480-14-8

Articles about 480-14-8

Galangin 3-benzyl-5-methylether derivatives function as an adiponectin synthesis-promoting peroxisome proliferator-activated receptor γ partial agonist

The upregulation of adiponectin production has been suggested as a novel strategy for the treatment of metabolic diseases. Galangin, a natural flavonoid, exhibited adiponectin synthesis-promoting activity during adipogenesis in human bone marrow mesenchymal stem cells. In target identification, galangin bound both peroxisome proliferator-activated receptor (PPAR) γ and estrogen receptor (ER) β. Novel galangin derivatives were synthesized to improve adiponectin synthesis-promoting compounds by increasing the PPARγ activity of galangin and reducing its ERβ activity, because PPARγ functions can be inhibited by ERβ. Three galangin 3-benzyl-5-methylether derivatives significantly promoted adiponectin production by 2.88-, 4.47-, and 2.76-fold, respectively, compared to the effect of galangin. The most potent compound, galangin 3-benzyl-5,7-dimethylether, selectively bound to PPARγ (Ki, 1.7 μM), whereas it did not bind to ERβ. Galangin 3-benzyl-5,7-dimethylether was identified as a PPARγ partial agonist in docking and pharmacological competition studies, suggesting that it may have diverse therapeutic potential in a variety of metabolic diseases.

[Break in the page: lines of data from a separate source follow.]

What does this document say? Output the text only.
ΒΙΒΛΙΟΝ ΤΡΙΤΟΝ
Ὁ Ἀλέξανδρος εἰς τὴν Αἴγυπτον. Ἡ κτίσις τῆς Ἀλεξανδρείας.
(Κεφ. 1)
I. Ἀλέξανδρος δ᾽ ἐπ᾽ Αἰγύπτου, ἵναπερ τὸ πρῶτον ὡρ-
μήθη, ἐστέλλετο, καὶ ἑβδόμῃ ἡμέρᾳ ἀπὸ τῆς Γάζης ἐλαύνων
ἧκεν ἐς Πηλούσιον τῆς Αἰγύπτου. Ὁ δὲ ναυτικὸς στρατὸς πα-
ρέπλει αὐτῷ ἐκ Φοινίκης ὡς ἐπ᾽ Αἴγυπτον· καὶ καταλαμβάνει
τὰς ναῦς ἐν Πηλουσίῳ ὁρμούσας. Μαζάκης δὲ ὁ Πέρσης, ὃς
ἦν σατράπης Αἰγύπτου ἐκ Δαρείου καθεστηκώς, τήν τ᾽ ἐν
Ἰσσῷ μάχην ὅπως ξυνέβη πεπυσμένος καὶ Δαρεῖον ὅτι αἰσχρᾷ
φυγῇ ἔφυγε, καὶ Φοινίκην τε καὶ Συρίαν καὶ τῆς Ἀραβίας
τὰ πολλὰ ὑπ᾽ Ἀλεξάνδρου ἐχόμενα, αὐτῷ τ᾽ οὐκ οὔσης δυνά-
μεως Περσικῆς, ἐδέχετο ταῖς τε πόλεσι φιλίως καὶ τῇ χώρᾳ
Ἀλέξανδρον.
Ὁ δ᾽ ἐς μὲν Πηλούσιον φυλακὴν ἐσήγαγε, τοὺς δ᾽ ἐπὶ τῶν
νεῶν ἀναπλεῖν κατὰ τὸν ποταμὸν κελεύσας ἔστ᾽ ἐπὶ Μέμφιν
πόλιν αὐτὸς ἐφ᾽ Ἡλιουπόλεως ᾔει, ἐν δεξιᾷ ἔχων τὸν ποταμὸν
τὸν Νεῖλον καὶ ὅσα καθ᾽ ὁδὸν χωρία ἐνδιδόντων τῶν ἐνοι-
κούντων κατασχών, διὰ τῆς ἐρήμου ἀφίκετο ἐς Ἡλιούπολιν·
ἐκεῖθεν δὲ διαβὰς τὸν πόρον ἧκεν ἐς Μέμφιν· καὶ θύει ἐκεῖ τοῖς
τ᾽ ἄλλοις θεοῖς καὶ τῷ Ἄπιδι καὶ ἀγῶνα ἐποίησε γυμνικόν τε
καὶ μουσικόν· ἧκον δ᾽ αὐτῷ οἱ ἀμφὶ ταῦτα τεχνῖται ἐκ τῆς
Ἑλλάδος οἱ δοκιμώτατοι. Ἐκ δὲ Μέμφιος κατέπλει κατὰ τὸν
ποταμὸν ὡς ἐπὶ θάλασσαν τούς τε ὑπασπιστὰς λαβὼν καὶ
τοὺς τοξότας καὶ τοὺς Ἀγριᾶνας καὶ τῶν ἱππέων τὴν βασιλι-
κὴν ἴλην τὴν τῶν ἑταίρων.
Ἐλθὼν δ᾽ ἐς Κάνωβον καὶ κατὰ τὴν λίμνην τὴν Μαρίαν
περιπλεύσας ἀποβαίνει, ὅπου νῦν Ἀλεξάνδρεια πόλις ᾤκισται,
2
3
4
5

O-methylation of flavonoids by cell-free extracts of calamondin orange

Cell-free extracts of calamondin orange (Citrus mitis) catalysed the O-methylation of almost all hydroxyls of a number of flavonoids, indicating the existence in citrus tissues of ortho, meta, para and 3-O-methyltransferases. The latter, hitherto unreported enzyme, catalysed the formation of 3-O-methyl ethers of galangin and quercetin. The stepwise O-methylation of a number of compounds, especially quercetin and quercetagetin, tends to suggest a coordinated sequence of O-methylations on the surface of a multienzyme complex. The methyl acceptor abilities of the flavonoid substrates used are discussed in relation to their hydroxyl substitution patterns and their negative electron density distribution.